Now we may state the ECDSA algorithm (except that we omit some relatively minor details that apply mainly to real-world implementations):
Very first, select a modulus M, a “base point” (p1,p2), and a private key k1 (integer inbetween one and M-1). These are typically selected such that the order of the base point (namely the maximum number of times (p1,p2) can be added to itself before the addition formula above fails due to zero divide) is prime and at least as large as M (this is not required but is normally done, and with this assumption the algorithm below is simpler). This often takes some experimentation, albeit practical applications can do this very rapidly.
As a concrete example, let us take M = one hundred ninety nine (which is prime), and the base point (p1,p2) = (Two,24). For this M and (p1,p2), one can calculate that the order n = 211. Then let us select as our private key k1 = 151. We very first need to calculate the public key (r1,r2) corresponding to the private key. This is done by multiplication:
where again the multiplication is done either by repeated summation or by the binary algorithm above. If we do this, we find that the public key (r1,r2) = (64,80).
Now select some data z1, say z1 = 104. We shall construct a digital signature of the data. This is done as goes after:
1. Choose some integer k2 inbetween one and n-1, where n is the order.
Two. Calculate (s1,s2) = k2 * (p1,p2). If s1 = 0, come back to step 1.
Three. Calculate s2 = (z1 + s1 * k1) / k2 mod n. If s2 = 0, come back to step 1.
Then the digital signature is (s1,s2). In our specific case, if we select k2 = 115, we calculate (s1,s2) = (99,52).
Now we can test the digital signature, as a third party might to verify that the transaction (which in this example we presume is coded in the data z1 = 104) is valid. This is done as goes after:
1. Calculate u1 = s2 -1 mod n
Two. Calculate u2 = z1 * u1 mod n
Three. Calculate u3 = s1 * u1 mod n
Four. Calculate (t1,t2) = u2 * (p1,p2) + u3 * (r1,r2)
Five. Verify that t1 = s1.
In our case, we find that the result of step four is (t1,t2) = (99,44). Since t1 = ninety nine = s1 (see above), the validity of the signature is confirmed (it is not necessary for t2 to equal s2).
We should emphasize that our example involves enormously modest-sized integers. In a real Bitcoin or blockchain application, these integers are typically two hundred fifty six bits long, dramatically enhancing the cost of performing the above operations, but, on the other forearm, very dramatically enhancing the cost required for someone to “break” the system, such as by computationally attempting to recover the private key from the public key.

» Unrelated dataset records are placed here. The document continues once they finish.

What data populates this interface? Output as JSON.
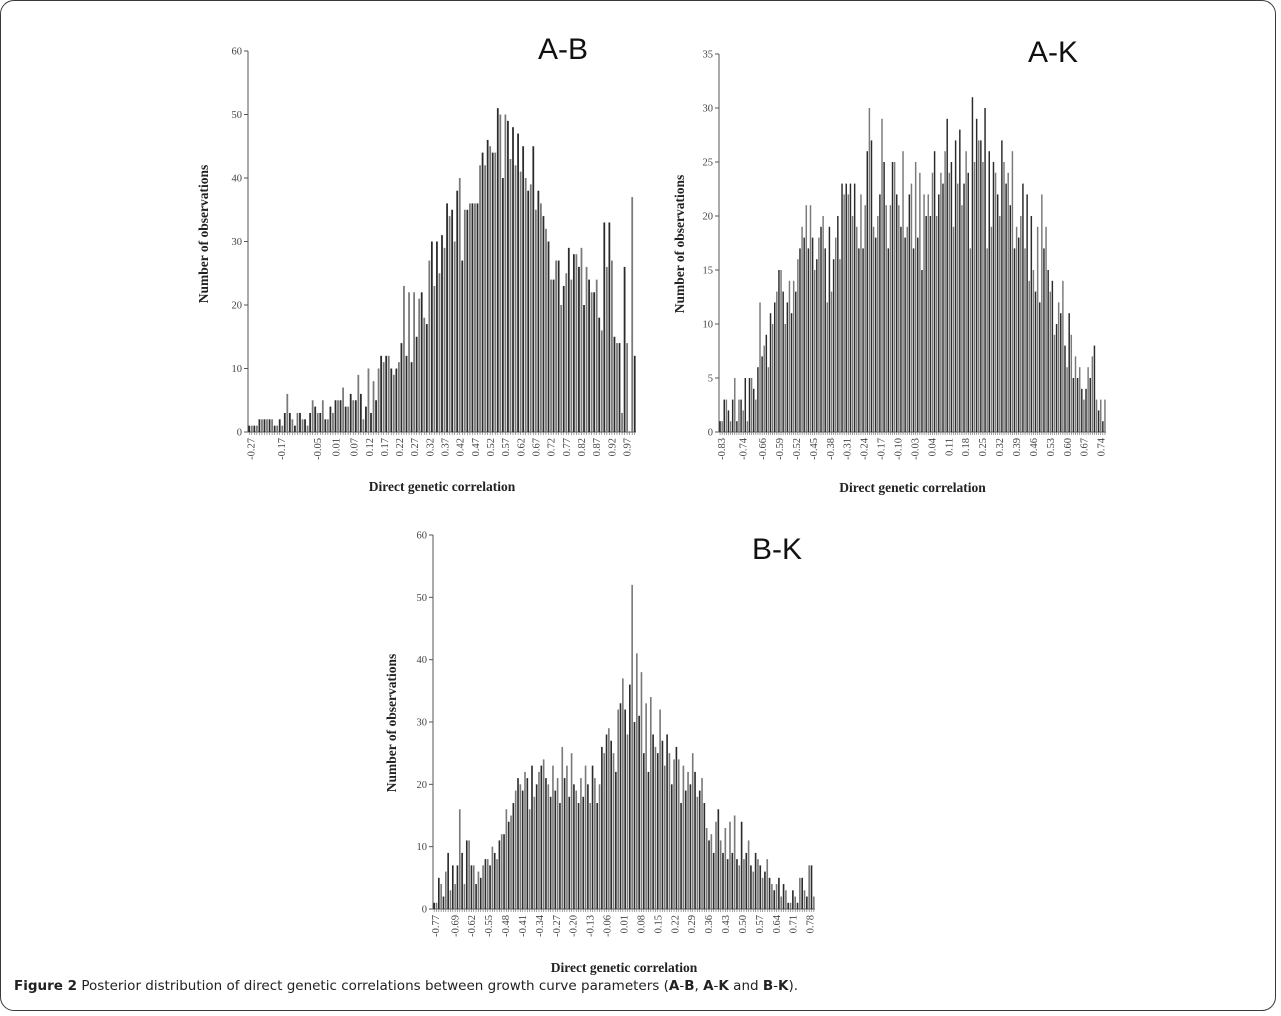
{
  "caption": {
    "label": "Figure 2",
    "text": "Posterior distribution of direct genetic correlations between growth curve parameters (",
    "p1": "A",
    "d1": "-",
    "p2": "B",
    "c1": ", ",
    "p3": "A",
    "d2": "-",
    "p4": "K",
    "c2": " and ",
    "p5": "B",
    "d3": "-",
    "p6": "K",
    "end": ")."
  },
  "chart_data": [
    {
      "type": "bar",
      "title": "A-B",
      "xlabel": "Direct genetic correlation",
      "ylabel": "Number of observations",
      "ylim": [
        0,
        60
      ],
      "yticks": [
        0,
        10,
        20,
        30,
        40,
        50,
        60
      ],
      "xrange": [
        -0.28,
        1.0
      ],
      "xticks": [
        "-0.27",
        "-0.17",
        "-0.05",
        "0.01",
        "0.07",
        "0.12",
        "0.17",
        "0.22",
        "0.27",
        "0.32",
        "0.37",
        "0.42",
        "0.47",
        "0.52",
        "0.57",
        "0.62",
        "0.67",
        "0.72",
        "0.77",
        "0.82",
        "0.87",
        "0.92",
        "0.97"
      ],
      "grid": false,
      "legend": "none",
      "values": [
        1,
        1,
        1,
        1,
        2,
        2,
        2,
        2,
        2,
        2,
        1,
        1,
        2,
        1,
        3,
        6,
        3,
        2,
        1,
        3,
        3,
        2,
        2,
        1,
        3,
        5,
        4,
        3,
        3,
        5,
        2,
        2,
        4,
        3,
        5,
        5,
        5,
        7,
        4,
        4,
        6,
        5,
        5,
        9,
        6,
        2,
        4,
        10,
        3,
        8,
        5,
        10,
        12,
        11,
        12,
        12,
        10,
        9,
        10,
        11,
        14,
        23,
        12,
        22,
        11,
        22,
        15,
        21,
        22,
        18,
        17,
        27,
        30,
        23,
        30,
        25,
        31,
        29,
        36,
        34,
        35,
        30,
        38,
        40,
        27,
        35,
        35,
        36,
        36,
        36,
        36,
        42,
        44,
        42,
        46,
        45,
        44,
        44,
        51,
        50,
        40,
        50,
        49,
        43,
        48,
        42,
        47,
        41,
        45,
        40,
        38,
        39,
        45,
        35,
        38,
        36,
        34,
        32,
        30,
        24,
        24,
        27,
        27,
        20,
        23,
        25,
        29,
        24,
        28,
        28,
        26,
        29,
        20,
        26,
        24,
        22,
        22,
        24,
        18,
        16,
        33,
        26,
        33,
        27,
        15,
        14,
        14,
        3,
        26,
        14,
        0,
        37,
        12
      ]
    },
    {
      "type": "bar",
      "title": "A-K",
      "xlabel": "Direct genetic correlation",
      "ylabel": "Number of observations",
      "ylim": [
        0,
        35
      ],
      "yticks": [
        0,
        5,
        10,
        15,
        20,
        25,
        30,
        35
      ],
      "xrange": [
        -0.84,
        0.76
      ],
      "xticks": [
        "-0.83",
        "-0.74",
        "-0.66",
        "-0.59",
        "-0.52",
        "-0.45",
        "-0.38",
        "-0.31",
        "-0.24",
        "-0.17",
        "-0.10",
        "-0.03",
        "0.04",
        "0.11",
        "0.18",
        "0.25",
        "0.32",
        "0.39",
        "0.46",
        "0.53",
        "0.60",
        "0.67",
        "0.74"
      ],
      "grid": false,
      "legend": "none",
      "values": [
        1,
        1,
        3,
        3,
        2,
        1,
        3,
        5,
        1,
        3,
        3,
        2,
        5,
        1,
        5,
        5,
        4,
        3,
        6,
        12,
        7,
        8,
        9,
        6,
        11,
        10,
        12,
        13,
        15,
        15,
        13,
        10,
        12,
        14,
        11,
        14,
        13,
        16,
        17,
        19,
        18,
        21,
        17,
        21,
        18,
        15,
        16,
        18,
        19,
        20,
        17,
        12,
        19,
        13,
        16,
        18,
        20,
        16,
        23,
        22,
        23,
        22,
        23,
        20,
        23,
        19,
        17,
        22,
        17,
        21,
        26,
        30,
        27,
        19,
        18,
        20,
        22,
        29,
        25,
        21,
        17,
        21,
        25,
        25,
        22,
        21,
        19,
        26,
        18,
        19,
        22,
        23,
        17,
        25,
        18,
        24,
        15,
        22,
        20,
        22,
        20,
        24,
        26,
        20,
        22,
        24,
        23,
        26,
        29,
        24,
        25,
        19,
        27,
        23,
        28,
        21,
        23,
        26,
        24,
        17,
        31,
        25,
        29,
        27,
        27,
        25,
        30,
        17,
        26,
        19,
        25,
        24,
        22,
        20,
        27,
        25,
        23,
        24,
        21,
        26,
        17,
        19,
        18,
        20,
        23,
        17,
        22,
        14,
        20,
        15,
        13,
        19,
        12,
        22,
        17,
        19,
        15,
        13,
        14,
        9,
        10,
        12,
        11,
        14,
        8,
        6,
        11,
        9,
        5,
        7,
        5,
        6,
        4,
        3,
        4,
        6,
        5,
        7,
        8,
        3,
        2,
        3,
        1,
        3
      ]
    },
    {
      "type": "bar",
      "title": "B-K",
      "xlabel": "Direct genetic correlation",
      "ylabel": "Number of observations",
      "ylim": [
        0,
        60
      ],
      "yticks": [
        0,
        10,
        20,
        30,
        40,
        50,
        60
      ],
      "xrange": [
        -0.78,
        0.8
      ],
      "xticks": [
        "-0.77",
        "-0.69",
        "-0.62",
        "-0.55",
        "-0.48",
        "-0.41",
        "-0.34",
        "-0.27",
        "-0.20",
        "-0.13",
        "-0.06",
        "0.01",
        "0.08",
        "0.15",
        "0.22",
        "0.29",
        "0.36",
        "0.43",
        "0.50",
        "0.57",
        "0.64",
        "0.71",
        "0.78"
      ],
      "grid": false,
      "legend": "none",
      "values": [
        1,
        1,
        5,
        4,
        2,
        6,
        9,
        3,
        7,
        4,
        7,
        16,
        9,
        4,
        11,
        11,
        7,
        7,
        4,
        6,
        5,
        7,
        8,
        8,
        7,
        10,
        9,
        8,
        11,
        12,
        12,
        16,
        14,
        15,
        17,
        19,
        21,
        20,
        19,
        22,
        21,
        16,
        23,
        18,
        20,
        22,
        23,
        24,
        21,
        20,
        18,
        23,
        19,
        21,
        17,
        26,
        21,
        23,
        18,
        25,
        20,
        19,
        17,
        21,
        18,
        23,
        20,
        17,
        23,
        21,
        17,
        20,
        26,
        25,
        28,
        29,
        27,
        25,
        22,
        32,
        33,
        37,
        32,
        28,
        36,
        52,
        30,
        41,
        31,
        38,
        25,
        33,
        22,
        34,
        28,
        26,
        25,
        32,
        27,
        23,
        28,
        25,
        20,
        24,
        26,
        24,
        17,
        23,
        19,
        22,
        20,
        25,
        22,
        18,
        19,
        21,
        17,
        13,
        11,
        12,
        9,
        14,
        16,
        11,
        9,
        13,
        8,
        14,
        9,
        15,
        8,
        7,
        14,
        8,
        9,
        11,
        7,
        6,
        9,
        8,
        7,
        5,
        6,
        8,
        5,
        4,
        3,
        4,
        5,
        2,
        4,
        3,
        1,
        1,
        3,
        2,
        1,
        5,
        5,
        3,
        2,
        7,
        7,
        2
      ]
    }
  ]
}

So what conclusions can we draw from this exercise? Very first of all, it should be clear that the mathematics involved is not trivial, and the necessary computations to implement this scheme certainly are not trivial. Nonetheless what we have is an effective one-way function: it is relatively effortless to verify a signature, but it is very difficult to work back from publicly available data, such as the public key, to obtain the critical private key.

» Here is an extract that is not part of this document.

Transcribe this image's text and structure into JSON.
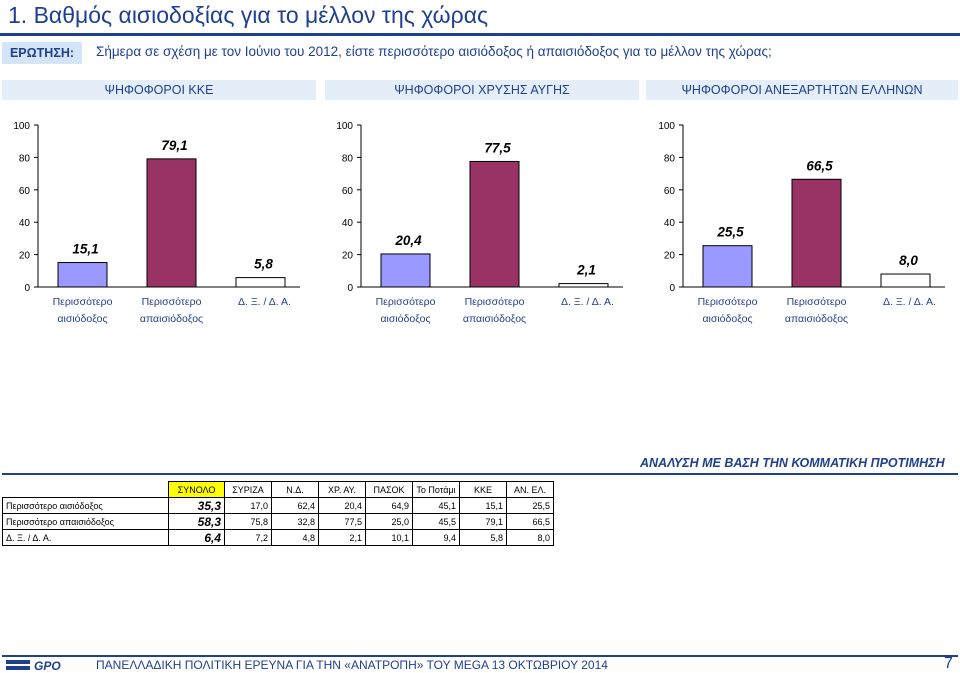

ECDSA is the essence of how both Bitcoin and other blockchain applications work. The scheme has resisted some rather extensive testing for weaknesses, both mathematically and computationally. The few failures that have occurred in practice have generally been because users were not careful in protecting their private keys, or else they used a fairly standard pseudorandom number generator to produce the private keys, which attackers then exploited.
As with all the technology we rely on in our digital age, the weakest links are users who are not careful.